Dear Diary
No essay tonight. No fancy words or crafted paragraphs. I want to let go of that. Here's what's happening in my life.
Tom came to church on Wednesday night. We ate together in my office and talked. He's going through all the things you might imagine for a man who has lost everything but his health.
I was glad he came. I hope he finds a refuge with us.
Saturday night I went to the Flower Children worship service. I'm going to drop by now and then to let them know we're praying for them. Now that Charlie has died, his wife is the interim pastor.
The parking lot was pretty sparce. They're going to have a rough time surviving, I think.

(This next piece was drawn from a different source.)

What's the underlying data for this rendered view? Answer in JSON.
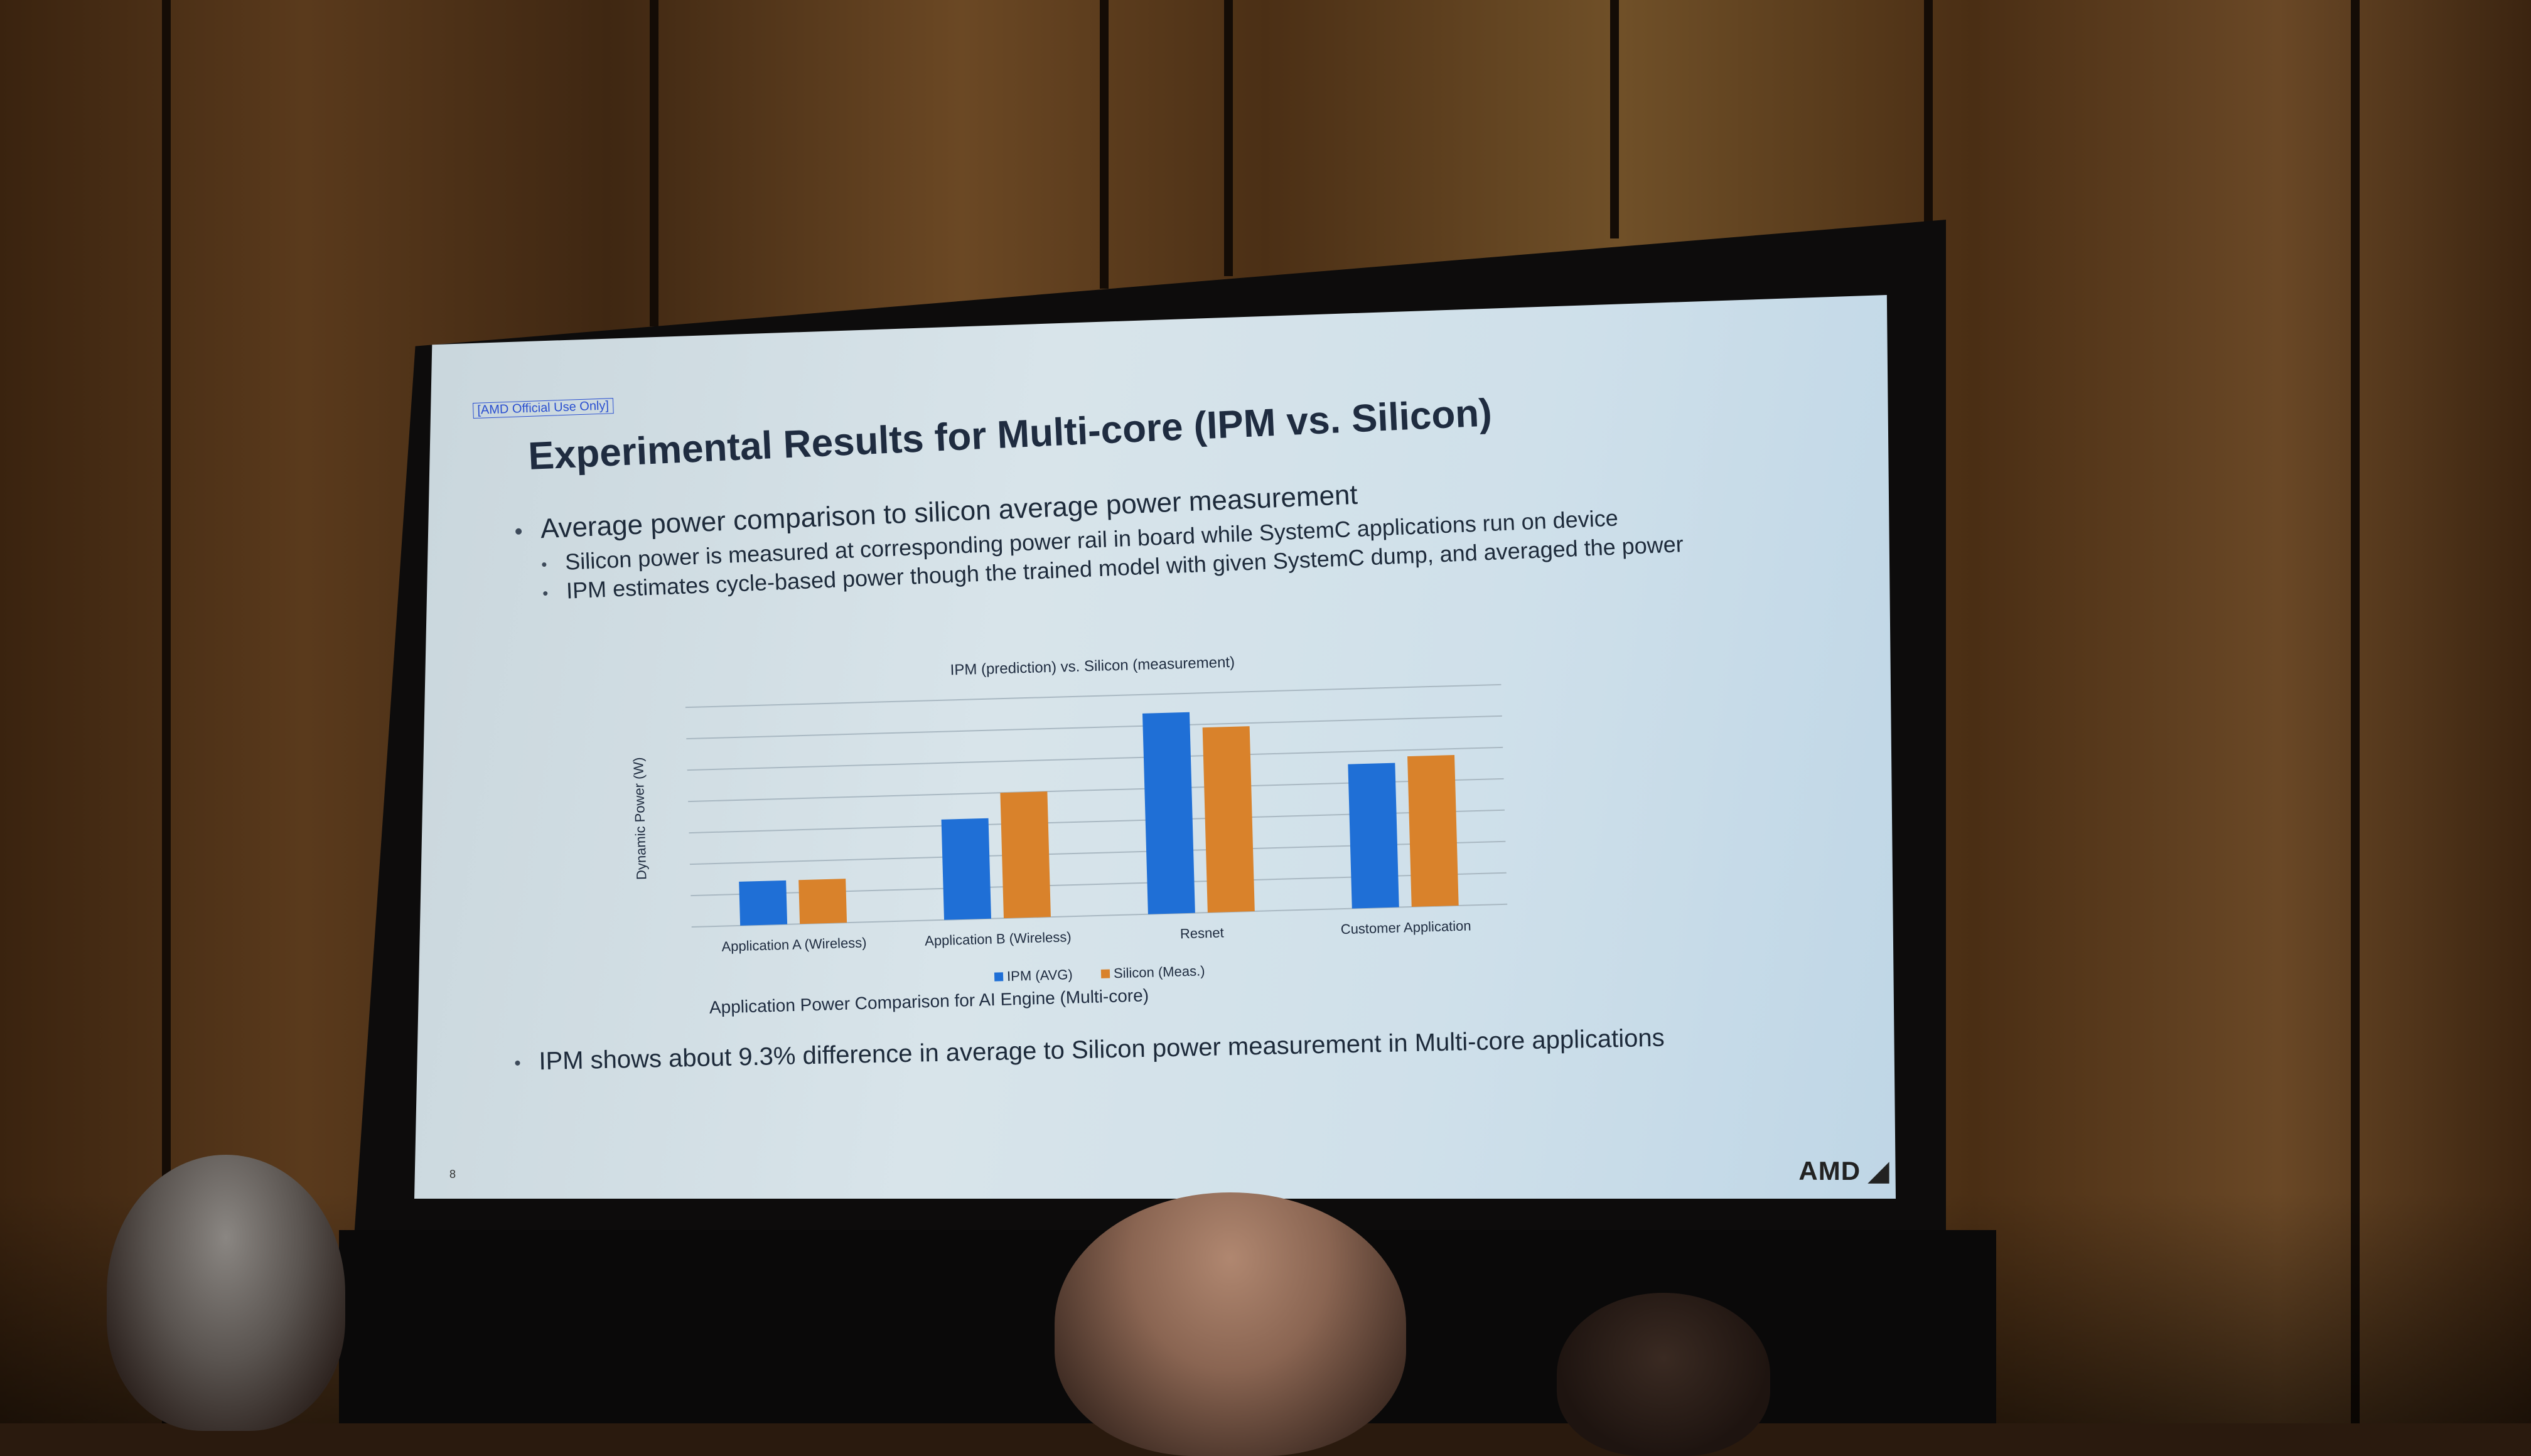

Charlie's wife shared something of her grief with the congregation. There was a real moment Saturday night where she opened her heart. That moment can never be captured in words. I was tempted to try, and I'm ashamed to say that while she was speaking I was trying to think of a way to write it down.

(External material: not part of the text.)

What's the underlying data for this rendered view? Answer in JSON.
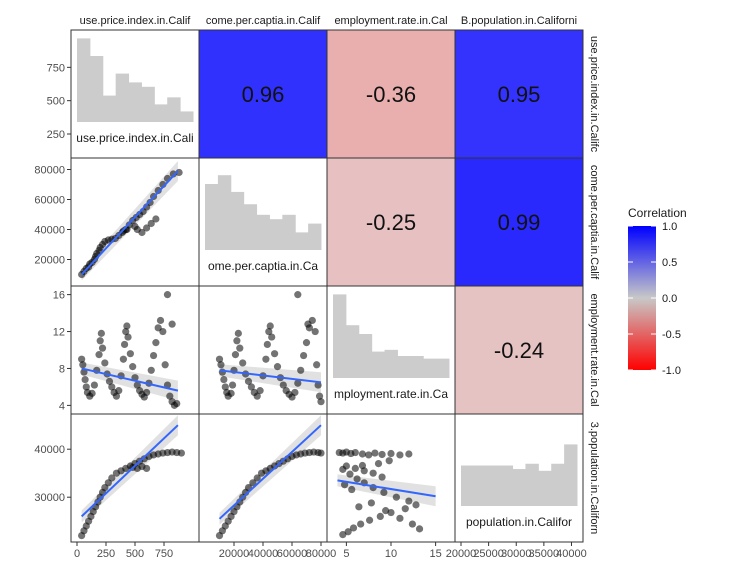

That kind of disconnecting from life to think about writing is a real problem for me. I don't know what to do about it. Maybe nothing. Maybe naming this demon is all you can do.
And I'm leaving Monday morning at 5:30 am to drive across the state for a funeral. One of our deacons lost her mother last week. Six of us from the church are making the trip.
I'm losing the whole day, and I had been looking forward to writing. But tomorrow will be for K. and G., so I guess you won't hear from me until Tuesday or maybe Wednesday.
See what simple words I use tonight. These are my words. No clean edges or smooth transitions. It's only just me. This is how I am in unguarded moments.